Abstract:
Some form of a short interrupted time series (ITS) is often used to evaluate state and national programs. An ITS design with a single treatment group assumes that the pretest functional form can be validly estimated and extrapolated into the postintervention period where it provides a valid counterfactual. This assumption is problematic. Ambiguous preintervention functional forms are common, as are other factors affecting posttest means and slopes. Using No Child Left Behind as an example, we demonstrate how adding multiple design elements to the basic ITS structure serves to promote causal inference by limiting alternative interpretations. No added design element is perfect by itself, but we argue that they collectively provide a strong causal warrant when the predictions they engender are complex, the results “cohere” with the predictions, and no alternative can fit the same pattern of predictions even if it can fit some of them.
Notes
We exclude New York because it uses its own state proficiency scale that is not based on a 0 to 100% proficiency scale that other states use. We also exclude Vermont because it has no state assessment data for the years examined.
We also ran all analyses using a random effects model and got essentially the same results with respect to both point estimates and statistical significance levels.
The models were not weighted by student population or the inverse sampling variance of NAEP estimates. This was because states are the unit of analysis and little variation results when standard deviations are examined separately across states and years.
We use NAEP-provided grade- and subject-specific standard deviations from individual student test score data.
Percentile rank gains reflect the number of ranks a state would have risen relative to other states by virtue of its NCLB gains.

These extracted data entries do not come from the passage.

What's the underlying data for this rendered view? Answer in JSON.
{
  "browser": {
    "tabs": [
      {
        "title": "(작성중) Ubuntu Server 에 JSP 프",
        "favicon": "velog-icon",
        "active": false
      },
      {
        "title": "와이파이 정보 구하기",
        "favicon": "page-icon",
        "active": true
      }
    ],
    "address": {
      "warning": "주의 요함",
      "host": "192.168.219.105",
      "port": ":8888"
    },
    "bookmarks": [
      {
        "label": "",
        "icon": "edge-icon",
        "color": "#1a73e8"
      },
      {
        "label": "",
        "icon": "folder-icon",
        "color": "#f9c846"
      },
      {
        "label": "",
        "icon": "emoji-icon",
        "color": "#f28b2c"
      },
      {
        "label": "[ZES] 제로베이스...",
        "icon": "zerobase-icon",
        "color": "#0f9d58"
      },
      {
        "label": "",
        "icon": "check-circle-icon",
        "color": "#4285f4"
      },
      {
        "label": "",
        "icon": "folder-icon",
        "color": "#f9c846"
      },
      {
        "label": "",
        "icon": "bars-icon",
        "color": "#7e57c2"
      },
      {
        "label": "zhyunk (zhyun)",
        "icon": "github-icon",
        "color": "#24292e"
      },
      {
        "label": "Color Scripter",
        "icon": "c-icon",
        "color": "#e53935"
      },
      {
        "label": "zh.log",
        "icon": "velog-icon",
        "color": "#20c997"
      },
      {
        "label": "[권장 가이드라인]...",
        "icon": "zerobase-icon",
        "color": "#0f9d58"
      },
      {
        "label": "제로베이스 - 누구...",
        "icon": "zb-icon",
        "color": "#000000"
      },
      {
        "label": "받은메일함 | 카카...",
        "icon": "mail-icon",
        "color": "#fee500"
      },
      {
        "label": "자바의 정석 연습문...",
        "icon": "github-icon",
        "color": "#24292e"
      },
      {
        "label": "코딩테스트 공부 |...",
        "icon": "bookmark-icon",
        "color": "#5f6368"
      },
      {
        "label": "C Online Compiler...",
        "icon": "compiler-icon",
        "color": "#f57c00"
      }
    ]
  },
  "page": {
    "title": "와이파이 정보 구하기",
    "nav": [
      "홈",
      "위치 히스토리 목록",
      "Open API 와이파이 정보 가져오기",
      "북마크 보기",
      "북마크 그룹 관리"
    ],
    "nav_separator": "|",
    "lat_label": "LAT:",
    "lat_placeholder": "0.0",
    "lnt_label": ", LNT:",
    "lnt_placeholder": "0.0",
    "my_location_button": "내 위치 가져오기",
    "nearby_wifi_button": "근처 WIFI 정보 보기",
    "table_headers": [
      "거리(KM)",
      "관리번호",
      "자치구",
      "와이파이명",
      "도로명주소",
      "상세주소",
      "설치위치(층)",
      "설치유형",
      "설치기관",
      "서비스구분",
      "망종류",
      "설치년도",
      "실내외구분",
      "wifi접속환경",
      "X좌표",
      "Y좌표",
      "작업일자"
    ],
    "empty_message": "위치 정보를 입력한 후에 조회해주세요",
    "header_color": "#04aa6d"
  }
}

Gains in percentile rank are based on the distribution of state rank in 2002.
We translate the study's obtained effect sizes to months of learning. Analyses of nationally normed tests by Hill et al. (2007) show that the average annual test score gain in effect size from fourth to fifth grade is roughly 0.40 standard deviation units for reading and 0.56 for math. A much smaller gain of 0.22 is observed for the average test score gain from eighth-grade to ninth-grade math. So an obtained effect size of 0.20 SD in fourth-grade reading translates to 6 months’ worth of learning based on the benchmark effect size of 0.40 (i.e., 0.20/0.40 × 12 months). But the same effect size will translate into many more months of learning in eighth grade because of smaller benchmark effect sizes.